La sentencia de primer grado fue apelada por los condenados y sus defensores, quienes pretendían se reconociera su inocencia; y también fue impugnada por el Fiscal de la Unidad de Derechos Humanos y por el apoderado de la parte civil, con la pretensión de que la condena se extendiera a CARLOS CASTAÑO GIL como autor intelectual o determinador del homicidio del senador Manuel Cepeda Vargas.

Al desatar la alzada, el Tribunal Superior de Bogotá, con fallo del 18 de enero de 2001, confirmó íntegramente la sentencia de primera instancia. (Folio 90 cdno. Tribunal) Los defensores y la representación de la parte civil recurrieron en casación y la Corte, el 10 de noviembre de 2004decidió no casar la sentencia objeto de impugnación extraordinaria.

LA DEMANDA: De la confusa presentación de la demandante se logra extraer que invoca como realizables las causales previstas en los numerales 3 y 5del artículo 220 de la Ley 600 de 2000, toda vez que luego de hacer una extensa transcripción de apartes de un supuesto dictamen de reconocimiento psiquiátrico y psicológico forense que le fue practicado a ELCIAS MUÑOZ VARGAS, en los que se le señala como una persona con « problemas de estructura de personalidad, que no le comprometen por sí mismo su capacidad de comprensión ni de autodeterminación », reproduce fragmentos de la sentencia proferida el 14 de marzo de 2005 por el Juzgado 3 Penal del Circuito Especializado de Neiva, referentes todos ellos a que « el testigo ELCIAS MUÑOZ VARGAS manifestó que no conoce a JUSTO GIL ZUÑIGA LABRADOR [y] que solo lo ha visto hasta ahora en la cárcel ».
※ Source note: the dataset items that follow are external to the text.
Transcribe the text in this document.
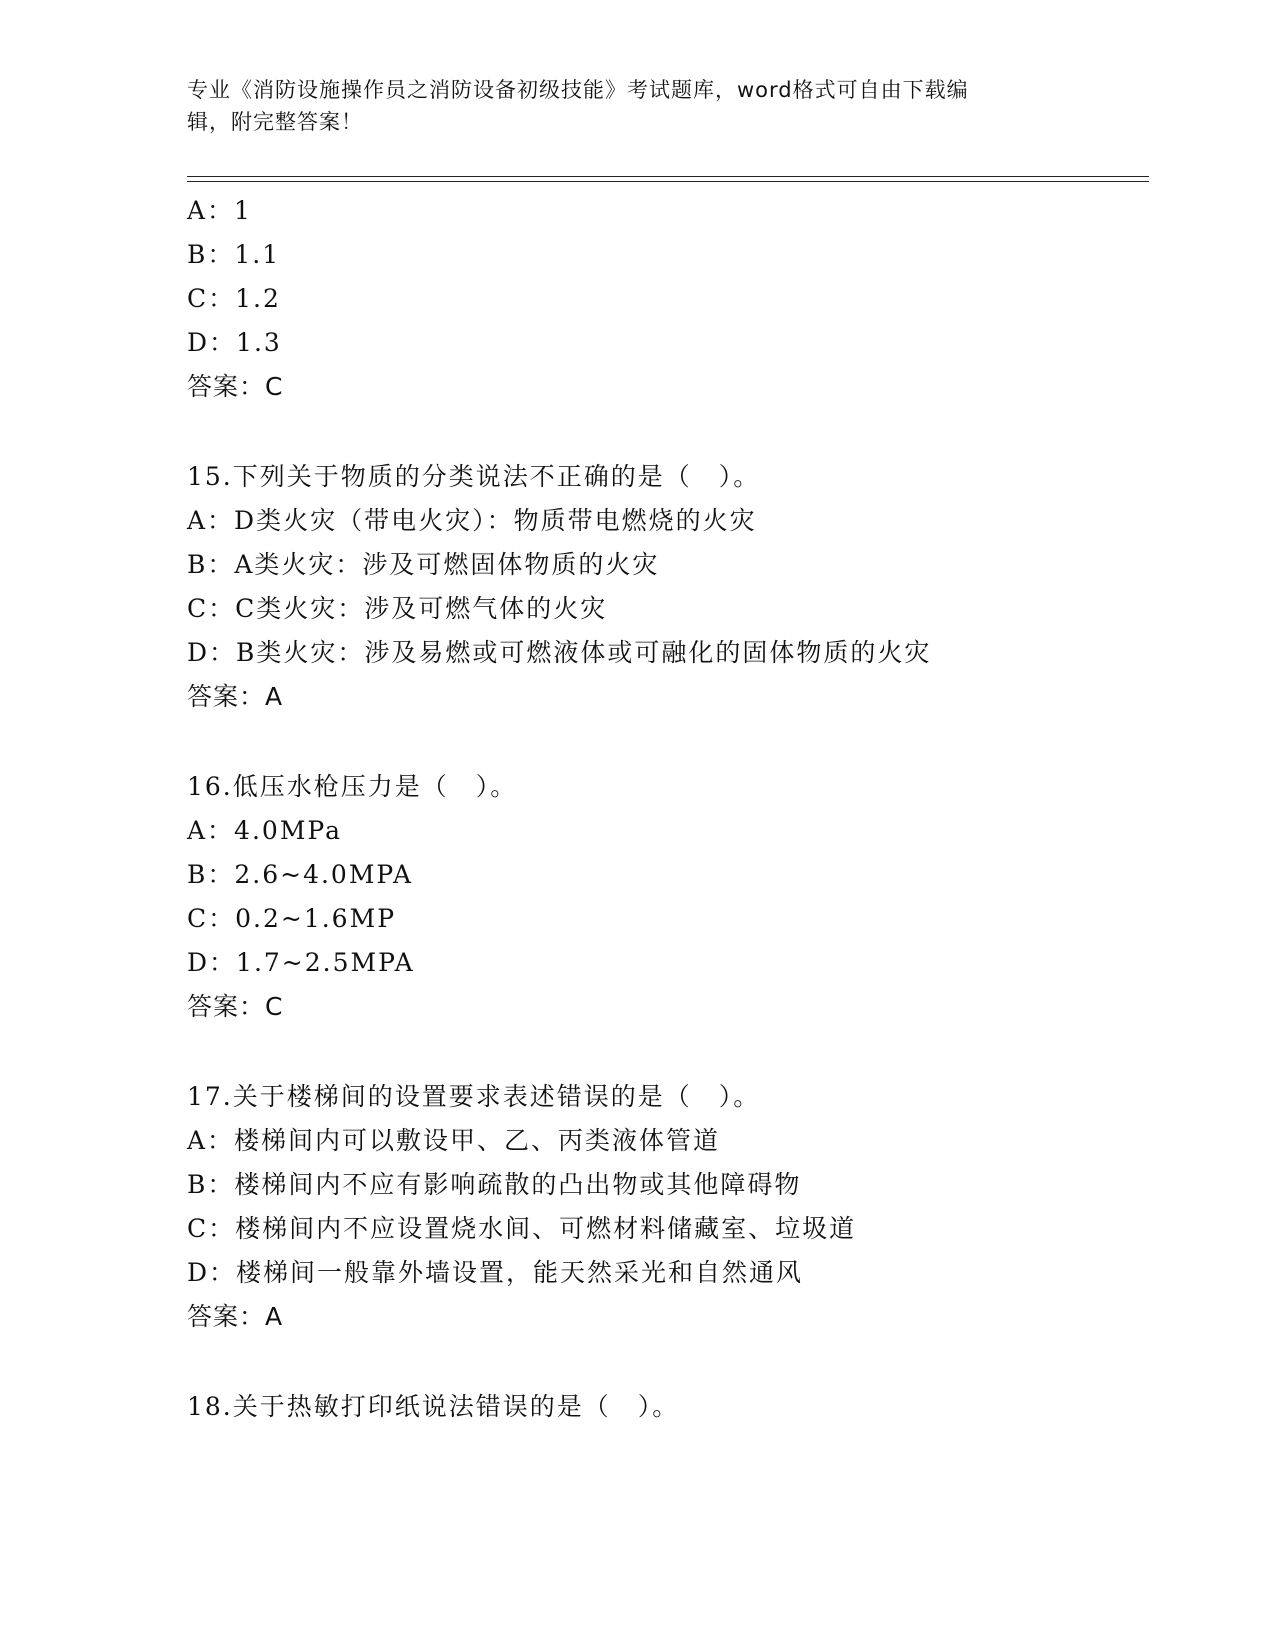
专业《消防设施操作员之消防设备初级技能》考试题库，word格式可自由下载编
辑，附完整答案！
A：1
B：1.1
C：1.2
D：1.3
答案：C
15.下列关于物质的分类说法不正确的是（　）。
A：D类火灾（带电火灾）：物质带电燃烧的火灾
B：A类火灾：涉及可燃固体物质的火灾
C：C类火灾：涉及可燃气体的火灾
D：B类火灾：涉及易燃或可燃液体或可融化的固体物质的火灾
答案：A
16.低压水枪压力是（　）。
A：4.0MPa
B：2.6~4.0MPA
C：0.2~1.6MP
D：1.7~2.5MPA
答案：C
17.关于楼梯间的设置要求表述错误的是（　）。
A：楼梯间内可以敷设甲、乙、丙类液体管道
B：楼梯间内不应有影响疏散的凸出物或其他障碍物
C：楼梯间内不应设置烧水间、可燃材料储藏室、垃圾道
D：楼梯间一般靠外墙设置，能天然采光和自然通风
答案：A
18.关于热敏打印纸说法错误的是（　）。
De igual forma, sin mayor argumentación, asevera la libelista que con posterioridad a la sentencia condenatoria proferida en contra de su defendido[footnoteRef:2], surgió como prueba nueva la entrevista que realizó el periodista MAURICIO ARANGUREN MOLINA a CARLOS CASTAÑO, durante la cual el otrora jefe de la Autodefensas Unidas de Colombia confesó haber «dirigido el comando que ejecutó al senador Manuel Cepeda Vargas». [2: Refiriéndose a la proferida por la Sala de Decisión Penal del Tribunal Superior de Cundinamarca el 18 de enero de 2001, mediante la cual se dispuso confirmar en su integridad la dictada por el Juzgado Tercero Penal del Circuito Especializado de Bogotá, a través de la cual se condenó a su representado JUSTO GIL ZUÑIGA LABRADOR a la pena de prisión de 43 años.] En orden a la demostración de tales supuestos allegó: (i) Copias de los fallos objeto de la demanda de revisión, incluyendo copia de la sentencia de casación proferida por la Corte de fecha 10 de noviembre de 2004, en virtud de la cual no casa el fallo materia de impugnación extraordinaria, con base en la demanda presentada entre otros, por el defensor de JUSTO GIL ZÚÑIGA.

(ii) Un ejemplar del libro mencionado titulado MI CONFESIÓN de autoría del periodista MAURICIO ARANGUREN MOLINA, el cual desarrolla la entrevista que le concediera CARLOS CASTAÑO. CONSIDERACIONES: La Corte Suprema de Justicia es competente para conocer de la acción propuesta, como quiera que el numeral 2° del artículo 75 de la Ley 600 de 2000 la habilita para ello por estar dirigida la acción de revisión contra una sentencia dictada en segunda instancia por un Tribunal Superior de Distrito Judicial y contra la proferida por la misma Corte.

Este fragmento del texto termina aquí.